Vingt ans plus tard, tous les murs ont été abattus, désormais les maisons, les institutions restantes sont en verre ; il reste juste un léger cache pour les toilettes et une espèce de lit sarcophage se referme pour les ébats amoureux à condition d’avoir appuyé sur le bouton « bon pour accord charnel ». La sécurité est totale, tout se voit, tout s’entend. Une bulle de verre où nul ne peut souffler le moindre secret. Existent encore quelques quartiers plus à l’ancienne avec des murs mais ce sont des citoyens qui n’ont droit à rien, juste du mépris de ceux qui acceptent d’être sous cloche.

Parmi ces habitants, Hélène vit dans la transparence absolue avec son mari David et leur fille Tessa. Ex-commissaire de police, elle est devenue gardienne de protection.

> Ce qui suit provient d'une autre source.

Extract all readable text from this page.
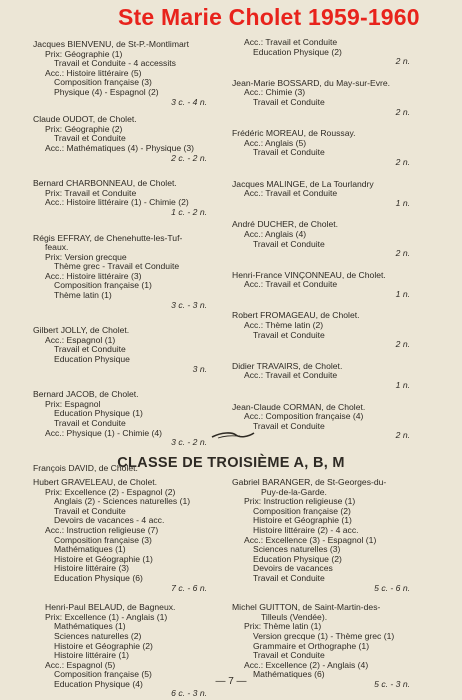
Ste Marie Cholet 1959-1960
Jacques BIENVENU, de St-P.-Montlimart
Prix: Géographie (1)
Travail et Conduite - 4 accessits
Acc.: Histoire littéraire (5)
Composition française (3)
Physique (4) - Espagnol (2)
3 c. - 4 n.
Claude OUDOT, de Cholet.
Prix: Géographie (2)
Travail et Conduite
Acc.: Mathématiques (4) - Physique (3)
2 c. - 2 n.
Bernard CHARBONNEAU, de Cholet.
Prix: Travail et Conduite
Acc.: Histoire littéraire (1) - Chimie (2)
1 c. - 2 n.
Régis EFFRAY, de Chenehutte-les-Tuf-
feaux.
Prix: Version grecque
Thème grec - Travail et Conduite
Acc.: Histoire littéraire (3)
Composition française (1)
Thème latin (1)
3 c. - 3 n.
Gilbert JOLLY, de Cholet.
Acc.: Espagnol (1)
Travail et Conduite
Education Physique
3 n.
Bernard JACOB, de Cholet.
Prix: Espagnol
Education Physique (1)
Travail et Conduite
Acc.: Physique (1) - Chimie (4)
3 c. - 2 n.
François DAVID, de Cholet.
Acc.: Travail et Conduite
Education Physique (2)
2 n.
Jean-Marie BOSSARD, du May-sur-Evre.
Acc.: Chimie (3)
Travail et Conduite
2 n.
Frédéric MOREAU, de Roussay.
Acc.: Anglais (5)
Travail et Conduite
2 n.
Jacques MALINGE, de La Tourlandry
Acc.: Travail et Conduite
1 n.
André DUCHER, de Cholet.
Acc.: Anglais (4)
Travail et Conduite
2 n.
Henri-France VINÇONNEAU, de Cholet.
Acc.: Travail et Conduite
1 n.
Robert FROMAGEAU, de Cholet.
Acc.: Thème latin (2)
Travail et Conduite
2 n.
Didier TRAVAIRS, de Cholet.
Acc.: Travail et Conduite
1 n.
Jean-Claude CORMAN, de Cholet.
Acc.: Composition française (4)
Travail et Conduite
2 n.
CLASSE DE TROISIÈME A, B, M
Hubert GRAVELEAU, de Cholet.
Prix: Excellence (2) - Espagnol (2)
Anglais (2) - Sciences naturelles (1)
Travail et Conduite
Devoirs de vacances - 4 acc.
Acc.: Instruction religieuse (7)
Composition française (3)
Mathématiques (1)
Histoire et Géographie (1)
Histoire littéraire (3)
Education Physique (6)
7 c. - 6 n.
Henri-Paul BELAUD, de Bagneux.
Prix: Excellence (1) - Anglais (1)
Mathématiques (1)
Sciences naturelles (2)
Histoire et Géographie (2)
Histoire littéraire (1)
Acc.: Espagnol (5)
Composition française (5)
Education Physique (4)
6 c. - 3 n.
Gabriel BARANGER, de St-Georges-du-
Puy-de-la-Garde.
Prix: Instruction religieuse (1)
Composition française (2)
Histoire et Géographie (1)
Histoire littéraire (2) - 4 acc.
Acc.: Excellence (3) - Espagnol (1)
Sciences naturelles (3)
Education Physique (2)
Devoirs de vacances
Travail et Conduite
5 c. - 6 n.
Michel GUITTON, de Saint-Martin-des-
Tilleuls (Vendée).
Prix: Thème latin (1)
Version grecque (1) - Thème grec (1)
Grammaire et Orthographe (1)
Travail et Conduite
Acc.: Excellence (2) - Anglais (4)
Mathématiques (6)
5 c. - 3 n.
— 7 —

Sauf qu’elle reprend du service lorsque plusieurs membres de la même famille disparaissent. Personne ne semble avoir vu quelque chose. Des soupçons se portent sur un proche qui vit dans le ghetto. Il est suspect : il refuse l’ordre de la transparence, du bien-être et… aime les livres anciens.  

Lilia Hassaine renoue avec la fable après son magistral « L’œil du paon » dans une version encore plus engagée, plus étourdissante. Une contre-utopie écrite par une plume en forme olympique et qui vous fait avoir la chair de poule. L’autrice interroge la société, nos comportements, les réactions sur les réseaux sociaux, l’emballement pour les faits divers, l’esprit procédurier, la vindicte des tribunaux populaires sur Internet, l’indignation à géométrie variable, les jugements à l’emporte-pièce, la réécriture de ce qui n’est pas au goût du jour, la calomnie rampante, l’étendard de la loi du Talion pour ne citer que ces quelques verrues faisant plonger une nation dans le gouffre de la vésanie et de la contre-démocratie tout en prônant exactement le contraire.

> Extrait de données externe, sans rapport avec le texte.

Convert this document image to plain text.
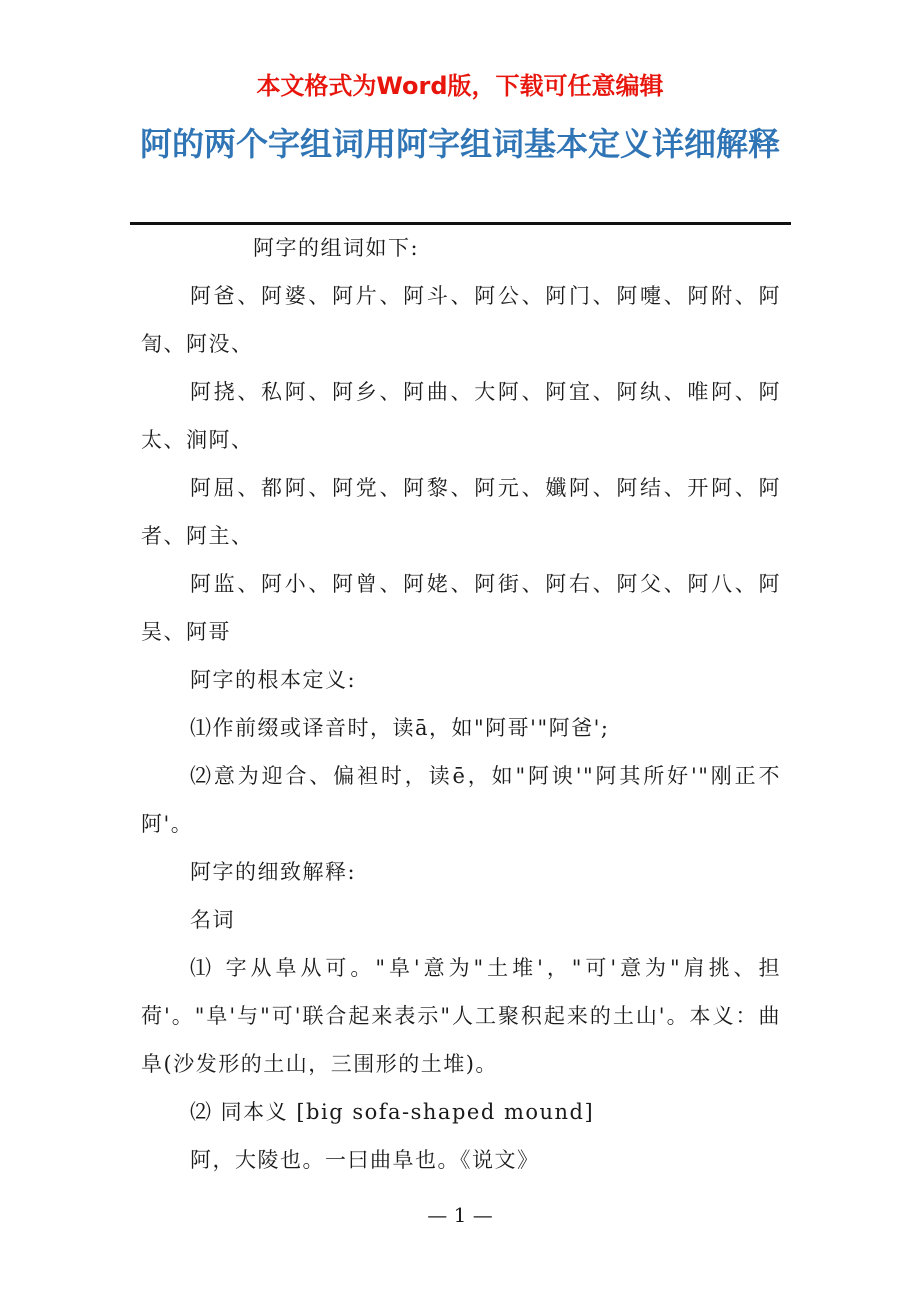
本文格式为Word版，下载可任意编辑
阿的两个字组词用阿字组词基本定义详细解释

阿字的组词如下:

阿爸、阿婆、阿片、阿斗、阿公、阿门、阿嚏、阿附、阿訇、阿没、

阿挠、私阿、阿乡、阿曲、大阿、阿宜、阿纨、唯阿、阿太、涧阿、

阿屈、都阿、阿党、阿黎、阿元、孅阿、阿结、开阿、阿者、阿主、

阿监、阿小、阿曾、阿姥、阿街、阿右、阿父、阿八、阿吴、阿哥

阿字的根本定义:

⑴作前缀或译音时，读ā，如"阿哥'"阿爸';

⑵意为迎合、偏袒时，读ē，如"阿谀'"阿其所好'"刚正不阿'。

阿字的细致解释:

名词

⑴ 字从阜从可。"阜'意为"土堆'，"可'意为"肩挑、担荷'。"阜'与"可'联合起来表示"人工聚积起来的土山'。本义：曲阜(沙发形的土山，三围形的土堆)。

⑵ 同本义 [big sofa-shaped mound]

阿，大陵也。一曰曲阜也。《说文》

— 1 —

Nombreux sont les auteurs qui dénoncent les dérives de notre temps mais rares sont ceux qui le font avec autant de noblesse que Lilia Hassaine ; pour paraphraser Françoise Sagan, ce n’est pas parce que la vie n’est pas élégante qu’il faut l’écrire comme elle. Lilia Hassaine dénonce, interpelle, se rebelle mais sans haine, sans violence, sans mélanger un quelconque parti politique. Elle met en garde contre l’extrémisme sans tomber elle-même dedans. L’art de la nuance se perd, la jeune écrivaine la réhabilite avec honneur.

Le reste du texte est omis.